The SOM design creates inspiring civic theater and dramatically opens the lobby and facade to the street and sidewalk, energizing both the building and the surrounding neighborhood. The Strand Theater is strategically located between the city’s booming retail district and the Civic Center, in the midst of fast-growing tech and residential developments that have recently relocated to the area. The restored theater represents a key component in the regeneration of this once vital part of the city.
FROM THE AIA:
The dramatic rebirth of a theater built in 1917 on San Francisco's Market Street created a stellar new venue for live theatre that pays homage to the original wherever possible.
The Strand Theater was a derelict structure after 2003, when a vice raid closed down its last incarnation, a porn theater. Restoring it as a home for a theater company was an important piece of the city's revitalization of the long-deteriorating neighborhood, which included construction of a landmark federal building immediately behind the Strand.
From the first approach, the new Strand reveals itself to be a lively place, a home of creativity.

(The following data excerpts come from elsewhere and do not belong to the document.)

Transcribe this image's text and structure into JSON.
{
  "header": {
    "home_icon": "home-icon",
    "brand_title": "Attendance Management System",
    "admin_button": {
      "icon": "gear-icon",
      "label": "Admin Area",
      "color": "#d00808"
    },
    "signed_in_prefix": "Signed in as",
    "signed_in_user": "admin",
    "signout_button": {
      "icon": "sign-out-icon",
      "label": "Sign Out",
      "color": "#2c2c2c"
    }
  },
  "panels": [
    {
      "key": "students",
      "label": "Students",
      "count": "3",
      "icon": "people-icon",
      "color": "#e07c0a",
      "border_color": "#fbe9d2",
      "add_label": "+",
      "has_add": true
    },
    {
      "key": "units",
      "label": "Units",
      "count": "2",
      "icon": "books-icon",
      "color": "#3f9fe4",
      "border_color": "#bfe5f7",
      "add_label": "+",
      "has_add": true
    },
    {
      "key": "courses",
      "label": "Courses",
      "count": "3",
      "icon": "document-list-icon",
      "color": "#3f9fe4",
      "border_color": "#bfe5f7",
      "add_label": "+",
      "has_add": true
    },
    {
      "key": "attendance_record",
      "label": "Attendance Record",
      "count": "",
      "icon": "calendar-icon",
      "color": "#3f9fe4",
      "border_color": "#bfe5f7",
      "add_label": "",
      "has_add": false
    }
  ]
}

What had been a cramped, single-story lobby has been opened up three stories high, so that the brightness and activity inside seem partnered with the life on the sidewalk.
Once inside, visitors find a space whose several levels of walkways suggest a multi-level stage set, with a two-story LED screen that harks back to the theater's days showing movies, and letters salvaged from the old marquee that spell out STRAND hanging above the cafe. While contemporary staircases and ramps replaced a grand onyx staircase, the old-timer's footprint is inscribed in the floor as a memorial.
In the main proscenium theater, original plaster walls, wall pilasters and ceiling details are intact, but overlaid with modern lighting and sound systems. At the top of the building stands a black box theater and education space, set against a two-story wall of original windows. Wood door surrounds in a neoclassical style were re-purposed to frame restroom doors. Even some remnant graffiti art from the building's darkest years was retained, in backstage areas.
A thoughtful pairing of historical elements and modern touches guarantees that the Strand will perform well into its second century.